A set of tools to compile and roll out your own Hadoop distro for educational or testing purposes.
- CentOS 7 is required.
- SElinux and firewalld should be disabled.
- The install.sh script should be run as root.
- It is also recommended to configure a resolvable FQDN for the host, even thought the default "localhost" should be enough for testing purposes.
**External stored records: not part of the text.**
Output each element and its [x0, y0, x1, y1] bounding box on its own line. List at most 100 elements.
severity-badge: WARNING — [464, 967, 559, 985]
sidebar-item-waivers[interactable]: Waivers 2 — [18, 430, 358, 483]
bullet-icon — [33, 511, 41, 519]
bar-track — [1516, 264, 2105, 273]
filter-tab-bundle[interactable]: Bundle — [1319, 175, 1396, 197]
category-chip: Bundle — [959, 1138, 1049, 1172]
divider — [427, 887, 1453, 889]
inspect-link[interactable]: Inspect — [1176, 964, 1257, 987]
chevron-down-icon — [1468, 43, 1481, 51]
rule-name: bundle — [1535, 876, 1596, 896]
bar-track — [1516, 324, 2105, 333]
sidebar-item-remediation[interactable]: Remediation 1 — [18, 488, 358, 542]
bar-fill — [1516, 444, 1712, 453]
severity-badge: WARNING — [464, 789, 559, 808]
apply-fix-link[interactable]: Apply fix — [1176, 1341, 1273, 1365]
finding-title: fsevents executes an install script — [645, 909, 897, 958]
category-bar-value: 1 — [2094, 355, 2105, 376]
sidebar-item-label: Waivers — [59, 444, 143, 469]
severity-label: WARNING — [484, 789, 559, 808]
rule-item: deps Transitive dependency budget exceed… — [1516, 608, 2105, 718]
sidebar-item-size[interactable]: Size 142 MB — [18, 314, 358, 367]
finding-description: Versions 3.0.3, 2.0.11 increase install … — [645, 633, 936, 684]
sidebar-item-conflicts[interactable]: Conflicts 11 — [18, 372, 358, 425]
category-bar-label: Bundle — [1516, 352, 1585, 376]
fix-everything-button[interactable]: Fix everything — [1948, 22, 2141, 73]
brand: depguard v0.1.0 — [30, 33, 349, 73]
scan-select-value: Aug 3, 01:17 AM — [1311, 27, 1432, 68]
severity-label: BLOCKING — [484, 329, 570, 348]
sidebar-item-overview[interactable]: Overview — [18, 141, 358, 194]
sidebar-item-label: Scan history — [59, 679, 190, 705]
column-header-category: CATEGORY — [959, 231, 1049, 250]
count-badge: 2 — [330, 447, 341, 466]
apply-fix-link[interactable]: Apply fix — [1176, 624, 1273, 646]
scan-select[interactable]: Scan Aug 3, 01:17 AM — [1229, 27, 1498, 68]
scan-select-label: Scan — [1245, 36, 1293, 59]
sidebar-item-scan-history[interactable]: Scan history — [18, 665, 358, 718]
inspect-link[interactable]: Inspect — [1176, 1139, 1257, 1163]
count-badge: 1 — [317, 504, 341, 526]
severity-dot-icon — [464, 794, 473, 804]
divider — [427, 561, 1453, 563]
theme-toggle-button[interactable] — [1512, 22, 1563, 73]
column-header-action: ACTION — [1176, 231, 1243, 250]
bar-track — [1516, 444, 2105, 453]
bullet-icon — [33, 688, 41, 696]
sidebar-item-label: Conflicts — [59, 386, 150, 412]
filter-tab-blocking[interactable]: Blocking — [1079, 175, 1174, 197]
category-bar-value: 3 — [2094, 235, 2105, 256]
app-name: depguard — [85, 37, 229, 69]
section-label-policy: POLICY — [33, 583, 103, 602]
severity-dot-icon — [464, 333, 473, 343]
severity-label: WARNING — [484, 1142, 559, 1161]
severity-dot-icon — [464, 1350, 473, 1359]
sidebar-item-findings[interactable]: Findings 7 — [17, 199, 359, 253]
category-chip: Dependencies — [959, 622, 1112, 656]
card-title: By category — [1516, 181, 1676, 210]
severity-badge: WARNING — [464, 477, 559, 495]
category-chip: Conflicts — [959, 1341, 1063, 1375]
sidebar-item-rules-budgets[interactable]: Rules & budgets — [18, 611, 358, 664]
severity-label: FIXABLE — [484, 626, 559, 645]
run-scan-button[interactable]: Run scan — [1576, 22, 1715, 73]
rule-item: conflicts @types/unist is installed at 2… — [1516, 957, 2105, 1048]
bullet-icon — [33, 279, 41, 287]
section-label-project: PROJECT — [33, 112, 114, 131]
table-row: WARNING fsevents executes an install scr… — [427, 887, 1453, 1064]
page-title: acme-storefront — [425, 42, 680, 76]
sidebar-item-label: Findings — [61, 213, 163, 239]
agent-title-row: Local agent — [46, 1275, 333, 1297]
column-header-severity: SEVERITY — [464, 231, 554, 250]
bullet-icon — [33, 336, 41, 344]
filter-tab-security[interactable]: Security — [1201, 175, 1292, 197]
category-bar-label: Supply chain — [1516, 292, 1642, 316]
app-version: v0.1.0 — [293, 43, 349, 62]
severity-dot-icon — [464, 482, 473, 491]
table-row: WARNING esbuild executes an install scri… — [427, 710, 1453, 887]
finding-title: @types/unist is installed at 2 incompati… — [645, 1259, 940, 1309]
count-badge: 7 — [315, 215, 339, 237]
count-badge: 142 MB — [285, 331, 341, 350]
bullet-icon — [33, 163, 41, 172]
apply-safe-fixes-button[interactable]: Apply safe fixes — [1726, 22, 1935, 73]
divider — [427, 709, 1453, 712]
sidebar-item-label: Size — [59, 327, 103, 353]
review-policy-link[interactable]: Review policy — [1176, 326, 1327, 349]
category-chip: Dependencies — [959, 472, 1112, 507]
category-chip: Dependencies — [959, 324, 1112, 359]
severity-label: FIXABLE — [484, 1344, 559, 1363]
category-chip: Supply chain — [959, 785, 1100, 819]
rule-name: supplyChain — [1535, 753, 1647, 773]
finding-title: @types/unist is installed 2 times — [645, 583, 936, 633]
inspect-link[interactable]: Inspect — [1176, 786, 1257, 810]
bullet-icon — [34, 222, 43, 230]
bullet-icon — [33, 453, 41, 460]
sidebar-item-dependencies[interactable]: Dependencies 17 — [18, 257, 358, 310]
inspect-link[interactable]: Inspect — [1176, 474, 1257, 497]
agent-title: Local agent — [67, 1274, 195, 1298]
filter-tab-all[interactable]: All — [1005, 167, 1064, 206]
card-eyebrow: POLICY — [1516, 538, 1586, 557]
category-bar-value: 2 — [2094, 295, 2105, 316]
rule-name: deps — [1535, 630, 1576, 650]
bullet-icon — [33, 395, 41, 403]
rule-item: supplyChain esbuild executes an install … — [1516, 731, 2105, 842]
Download install.sh and run it as root:
curl -s https://raw.githubusercontent.com/hadoopfromscratch/hadoopfromscratch/master/install.sh | bash
If everything goes well, the software listed below should be up and running. You can test if everything works properly by executing the test.sh script:
curl -s https://raw.githubusercontent.com/hadoopfromscratch/hadoopfromscratch/master/test.sh | bash
The script will download, compile, configure and run the following pieces of software:
- Java 8u171
- Ant 1.10.3
- Maven 3.5.3
- Zookeeper 3.4.11
- Hadoop 2.9.0
- Spark 2.3.0
- Hive 2.3.3
- Pig 0.17
- HBase 1.4.3
- Flume 1.8.0
- Sqoop 1.4.7
- Hue 4.1.0
- /opt will contain installed software (each project goes into its own directory)
- /data will contain Hadoop's data
- User's home dir will contain ant and maven directories and all downloaded sources. All its contents can be safely removed after the installation is finished.